Ma première réaction en rapport avec ces prétendus motifs impérieux a été de considérer qu'en mettant des conditions au retour en France de nos ressortissants, le gouvernement portait atteinte à leurs droits civiques fondamentaux.
Vous êtes-vous entretenu avec des expatriés français qui souhaitaient rentrer en France ? Qu'est-ce qui vous a le plus marqué lors de ces échanges ?
Depuis un an, les obstacles au retour en France n'ont pas manqué. Le gouvernement a beaucoup aidé les voyageurs et les touristes à revenir en France. Mais la consigne pour les Français installés à l'étranger a été « restez chez vous », comme s'ils n'étaient pas chez eux en France !
Je suis intervenu au plus haut niveau de l'État pour éveiller la conscience de nos autorités à ce problème. Je ne suis pas sûr d'avoir été entendu.
Vous avez donc choisi de saisir le Conseil d'État contre cette mesure. Quels ont été vos arguments ?
Oui j'ai saisi le Conseil d'État car j'avais compris que, n'étant ni consulté ni entendu, seule la justice pourrait nous donner raison. J'ai consulté des avocats, des compatriotes engagés dans la même démarche, que je salue chaleureusement.
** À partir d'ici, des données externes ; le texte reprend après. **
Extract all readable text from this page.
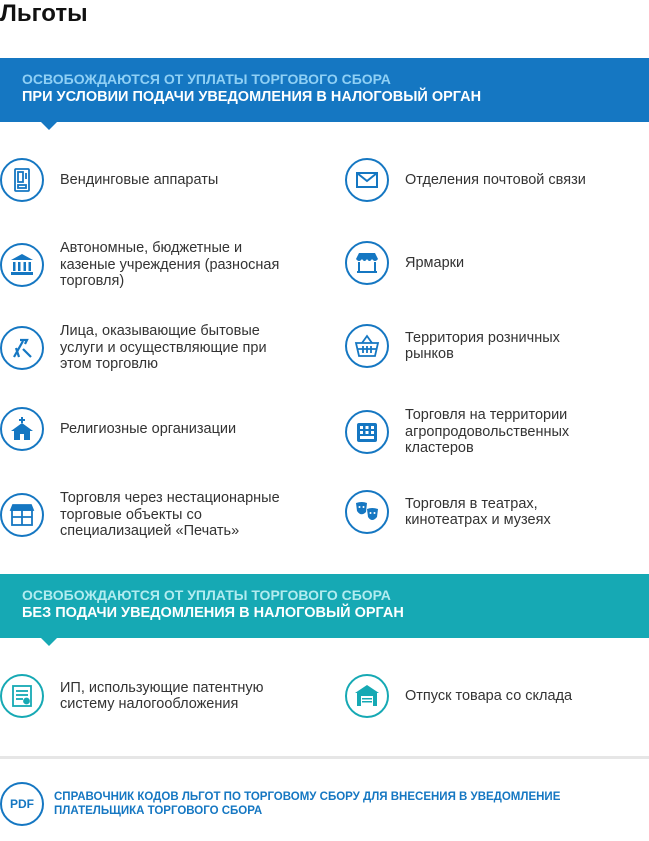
Льготы
ОСВОБОЖДАЮТСЯ ОТ УПЛАТЫ ТОРГОВОГО СБОРА
ПРИ УСЛОВИИ ПОДАЧИ УВЕДОМЛЕНИЯ В НАЛОГОВЫЙ ОРГАН
Вендинговые аппараты
Автономные, бюджетные и казеные учреждения (разносная торговля)
Лица, оказывающие бытовые услуги и осуществляющие при этом торговлю
Религиозные организации
Торговля через нестационарные торговые объекты со специализацией «Печать»
Отделения почтовой связи
Ярмарки
Территория розничных рынков
Торговля на территории агропродовольственных кластеров
Торговля в театрах, кинотеатрах и музеях
ОСВОБОЖДАЮТСЯ ОТ УПЛАТЫ ТОРГОВОГО СБОРА
БЕЗ ПОДАЧИ УВЕДОМЛЕНИЯ В НАЛОГОВЫЙ ОРГАН
ИП, использующие патентную систему налогообложения
Отпуск товара со склада
PDF	СПРАВОЧНИК КОДОВ ЛЬГОТ ПО ТОРГОВОМУ СБОРУ ДЛЯ ВНЕСЕНИЯ В УВЕДОМЛЕНИЕ ПЛАТЕЛЬЩИКА ТОРГОВОГО СБОРА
J'ai présenté deux sortes d'arguments : la mesure portait atteinte à un droit fondamental « nul ne peut être privé du droit d'entrer sur le territoire de l'État dont il est le ressortissant », qui figure à l'article 3 du Protocole 4 de la Convention européenne de sauvegarde des droits de l'homme, qui engage la France. Ce droit est absolu, ce qui veut dire qu'il ne peut être soumis à des conditions. Ce droit est respecté par la quasi totalité des pays du monde, la France faisant donc tristement exception.
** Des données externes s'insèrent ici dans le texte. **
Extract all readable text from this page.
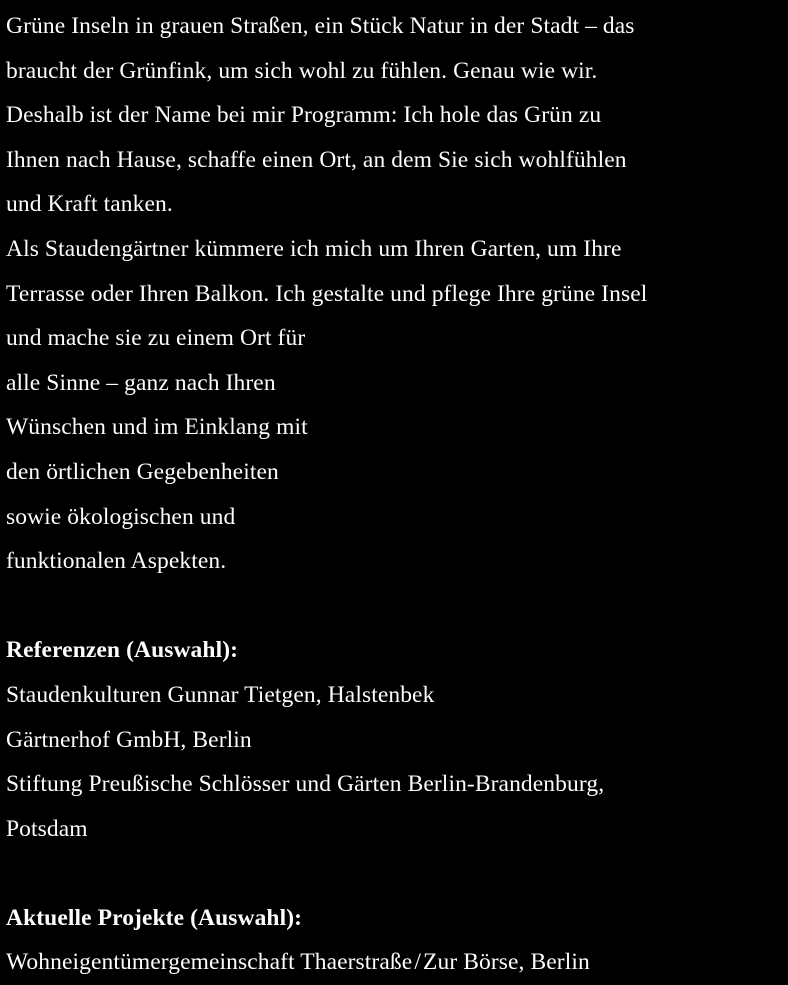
Grüne Inseln in grauen Straßen, ein Stück Natur in der Stadt – das
braucht der Grünfink, um sich wohl zu fühlen. Genau wie wir.
Deshalb ist der Name bei mir Programm: Ich hole das Grün zu
Ihnen nach Hause, schaffe einen Ort, an dem Sie sich wohlfühlen
und Kraft tanken.
Als Staudengärtner kümmere ich mich um Ihren Garten, um Ihre
Terrasse oder Ihren Balkon. Ich gestalte und pflege Ihre grüne Insel
und mache sie zu einem Ort für
alle Sinne – ganz nach Ihren
Wünschen und im Einklang mit
den örtlichen Gegebenheiten
sowie ökologischen und
funktionalen Aspekten.
Referenzen (Auswahl):
Staudenkulturen Gunnar Tietgen, Halstenbek
Gärtnerhof GmbH, Berlin
Stiftung Preußische Schlösser und Gärten Berlin-Brandenburg,
Potsdam
Aktuelle Projekte (Auswahl):
Wohneigentümergemeinschaft Thaerstraße / Zur Börse, Berlin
Nous ne contestons nullement les mesures sanitaires que le gouvernement croit devoir prendre. Mais ce n'est pas en privant de leurs droits civiques une minorité de Français, tout en laissant les frontières terrestres ouvertes et en vaccinant au compte goutte, si je peux me permettre, qu'il peut justifier du traitement imposé aux Français de l'étranger.
Je dois ajouter que ce n'est ni ma vocation personnelle, ni celle de l'UFE de nous confronter aux autorités françaises. J'ai été toute ma vie un serviteur de l'État, notamment comme ambassadeur de France, et l'UFE contribue au rayonnement de la France. J'espère que cet épisode encouragera nos autorités à tenir davantage compte de nos avis.
La démarche a-t-elle été longue ?
Non, nous avons déposé une requête en annulation des mesures en cause à la mi-février, ainsi qu'une requête en référé suspension. Nous avons été reçu le 3 mars en audience, où, je me suis rendu avec nos avocats, et nous avons obtenu une ordonnance de référé le 12 mars.
Comment avez-vous accueilli la suspension de l'application de cette mesure gouvernementale ?
C'est une grande satisfaction de constater que la plus haute juridiction administrative française a suivi notre demande. Il est aussi très heureux de savoir que nos compatriotes du Maghreb, d'Asie, d'Amérique du Nord et du Sud, d'Afrique, peuvent à nouveau venir en France sans avoir à se justifier.
Avez-vous bénéficié d'un soutien quelconque dans cette lutte ?
Naturellement nos compatriotes sont restés un peu sceptiques, car ils sont découragés. C'est bien qu'ils puissent reprendre confiance dans nos institutions.
Quel message avez-vous aujourd'hui pour les Français de l'étranger à l'issu de ce combat ?
Ce n'est pas un combat, mais un débat prévu par notre droit, pacifique, et respectueux des uns et des autres. Les Français de l'étranger aiment leur pays et comptent sur lui. J'imagine que la réciproque est vraie. Mais les preuves d'amour ne sont jamais superflues. Nous attendons maintenant le jugement sur le fond, pour qu'il confirme le droit fondamental des Français à « rentrer chez eux ». Au-delà, j'invite les Français de l'étranger à voter plus nombreux à toutes les élections, pour se faire entendre et peser sur les choix de notre pays.